Addio al vicesindaco aveva 49 anni

SCHIAVI. Il 6 dicembre avrebbe compiuto 50 anni e il prossimo 22 agosto avrebbe festeggiato l'evento con tutti i coetanei di Schiavi. Non ha fatto in tempo. Schiavi d'Abruzzo e il mondo politico del...

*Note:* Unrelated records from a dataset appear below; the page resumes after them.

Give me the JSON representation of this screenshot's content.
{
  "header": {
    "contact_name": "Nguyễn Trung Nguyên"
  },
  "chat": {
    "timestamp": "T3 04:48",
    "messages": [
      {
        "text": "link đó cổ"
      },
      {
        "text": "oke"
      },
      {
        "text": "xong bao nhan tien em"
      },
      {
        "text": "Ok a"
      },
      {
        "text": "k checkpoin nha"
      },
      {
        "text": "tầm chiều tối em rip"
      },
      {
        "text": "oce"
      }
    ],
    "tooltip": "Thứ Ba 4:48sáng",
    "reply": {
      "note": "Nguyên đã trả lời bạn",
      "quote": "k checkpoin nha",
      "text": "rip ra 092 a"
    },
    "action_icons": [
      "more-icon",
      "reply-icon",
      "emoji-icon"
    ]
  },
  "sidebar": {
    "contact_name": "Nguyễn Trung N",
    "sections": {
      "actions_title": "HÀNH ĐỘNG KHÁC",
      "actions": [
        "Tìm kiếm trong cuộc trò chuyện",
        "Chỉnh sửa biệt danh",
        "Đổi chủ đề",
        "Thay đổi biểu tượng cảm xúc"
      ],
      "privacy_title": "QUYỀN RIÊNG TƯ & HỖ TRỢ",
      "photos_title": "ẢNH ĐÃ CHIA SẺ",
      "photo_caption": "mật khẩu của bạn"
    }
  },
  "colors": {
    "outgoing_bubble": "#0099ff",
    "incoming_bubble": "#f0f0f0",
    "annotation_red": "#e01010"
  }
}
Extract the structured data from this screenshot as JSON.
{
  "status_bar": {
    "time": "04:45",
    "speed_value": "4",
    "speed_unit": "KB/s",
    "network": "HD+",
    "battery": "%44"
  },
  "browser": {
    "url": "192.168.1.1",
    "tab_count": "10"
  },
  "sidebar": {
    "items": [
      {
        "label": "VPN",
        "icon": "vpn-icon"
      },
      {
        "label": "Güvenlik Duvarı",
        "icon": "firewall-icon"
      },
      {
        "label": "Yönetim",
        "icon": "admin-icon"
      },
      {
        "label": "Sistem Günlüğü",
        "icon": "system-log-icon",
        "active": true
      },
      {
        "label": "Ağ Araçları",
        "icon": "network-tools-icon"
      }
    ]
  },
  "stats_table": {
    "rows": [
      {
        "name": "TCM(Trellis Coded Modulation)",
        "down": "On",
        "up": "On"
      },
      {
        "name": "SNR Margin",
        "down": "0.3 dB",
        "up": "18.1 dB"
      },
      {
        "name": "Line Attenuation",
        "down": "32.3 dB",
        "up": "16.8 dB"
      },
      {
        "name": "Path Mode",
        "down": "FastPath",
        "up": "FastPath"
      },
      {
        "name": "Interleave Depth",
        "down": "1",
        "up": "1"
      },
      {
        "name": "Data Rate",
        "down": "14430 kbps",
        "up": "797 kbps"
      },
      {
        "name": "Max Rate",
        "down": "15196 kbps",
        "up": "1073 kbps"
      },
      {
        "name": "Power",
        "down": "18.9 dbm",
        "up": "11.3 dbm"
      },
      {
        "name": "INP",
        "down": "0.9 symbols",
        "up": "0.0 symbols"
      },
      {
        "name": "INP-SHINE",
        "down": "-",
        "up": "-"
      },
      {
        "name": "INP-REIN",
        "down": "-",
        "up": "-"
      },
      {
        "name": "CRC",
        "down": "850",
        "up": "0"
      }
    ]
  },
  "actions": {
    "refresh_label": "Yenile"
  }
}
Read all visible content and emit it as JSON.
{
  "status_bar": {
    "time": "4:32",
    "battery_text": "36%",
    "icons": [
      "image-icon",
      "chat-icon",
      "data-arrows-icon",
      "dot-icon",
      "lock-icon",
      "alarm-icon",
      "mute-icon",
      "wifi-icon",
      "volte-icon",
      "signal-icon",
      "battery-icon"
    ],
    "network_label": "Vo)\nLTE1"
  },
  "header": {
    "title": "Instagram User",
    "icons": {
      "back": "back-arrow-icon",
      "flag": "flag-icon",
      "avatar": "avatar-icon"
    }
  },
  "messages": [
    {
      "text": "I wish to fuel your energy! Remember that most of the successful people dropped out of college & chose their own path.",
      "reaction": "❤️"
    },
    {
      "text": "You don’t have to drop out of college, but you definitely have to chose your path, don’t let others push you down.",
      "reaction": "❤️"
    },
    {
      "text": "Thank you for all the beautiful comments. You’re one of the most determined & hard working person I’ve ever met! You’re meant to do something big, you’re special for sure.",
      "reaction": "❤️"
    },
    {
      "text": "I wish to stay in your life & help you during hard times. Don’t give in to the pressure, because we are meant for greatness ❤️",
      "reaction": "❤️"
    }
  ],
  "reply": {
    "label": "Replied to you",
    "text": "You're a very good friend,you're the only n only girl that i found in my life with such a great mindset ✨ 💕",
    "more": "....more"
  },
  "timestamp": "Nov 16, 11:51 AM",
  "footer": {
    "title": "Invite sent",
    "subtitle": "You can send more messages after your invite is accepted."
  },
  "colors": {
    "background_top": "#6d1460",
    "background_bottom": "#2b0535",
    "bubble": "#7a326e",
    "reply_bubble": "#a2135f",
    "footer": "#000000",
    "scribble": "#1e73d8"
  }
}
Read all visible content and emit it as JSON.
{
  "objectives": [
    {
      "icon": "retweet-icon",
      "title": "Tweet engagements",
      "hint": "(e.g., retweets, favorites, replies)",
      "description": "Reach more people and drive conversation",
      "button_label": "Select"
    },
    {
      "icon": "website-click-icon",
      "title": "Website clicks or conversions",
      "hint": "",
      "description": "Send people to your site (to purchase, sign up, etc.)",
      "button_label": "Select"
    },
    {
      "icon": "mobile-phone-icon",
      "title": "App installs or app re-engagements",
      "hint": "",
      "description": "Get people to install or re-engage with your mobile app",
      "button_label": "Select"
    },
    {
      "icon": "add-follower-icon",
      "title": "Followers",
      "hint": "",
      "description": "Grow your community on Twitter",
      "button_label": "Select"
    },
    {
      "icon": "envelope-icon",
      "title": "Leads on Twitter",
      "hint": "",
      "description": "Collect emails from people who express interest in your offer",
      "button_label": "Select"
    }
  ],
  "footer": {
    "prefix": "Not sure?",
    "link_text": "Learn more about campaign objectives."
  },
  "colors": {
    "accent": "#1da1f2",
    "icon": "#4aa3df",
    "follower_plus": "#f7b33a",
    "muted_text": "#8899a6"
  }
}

SCHIAVI. Il 6 dicembre avrebbe compiuto 50 anni e il prossimo 22 agosto avrebbe festeggiato l'evento con tutti i coetanei di Schiavi. Non ha fatto in tempo. Schiavi d'Abruzzo e il mondo politico del Vastese sono in lutto per la scomparsa di Ernesto Fiorito, vicesindaco del paese. Fiorito, ha cercato di lottare con tutte le sue forze contro la malattia. «Eravamo convinti che ce l'avesse fatta. Per questo la sua morte ci rattrista tantissimo», ha dichiarato l'ex consigliere regionale amico e compaesano di Fiorito, Paolo Palomba. «La notizia ha rattristato tutti». Il sindaco Luciano Piluso è stato fra i primi ad esprimere il proprio cordoglio alla famiglia. Il cuore di Ernesto Fiorito , fratello del presidente di Confesercenti, Elio Fiorito si è fermato ieri mattina all'ospedale San Pio , dove era ricoverato a causa del repentino aggravamento delle sue condizioni. Esponente del centrosinistra, ha ricoperto per due mandati la carica di vicesindaco di Schiavi d'Abruzzo. Profondamente attaccato al suo paese ha lavorato con passione alla realizzazione della biblioteca, ora sede dell'Archeoclub di cui è stato vicepresidente. Il feretro è stato riportato ieri pomeriggio a Schiavi. La camera ardente è stata allestita nella sua casa. Le esequie saranno celebrate oggi pomeriggio nella chiesa di San Maurizio Martire.(p.c.)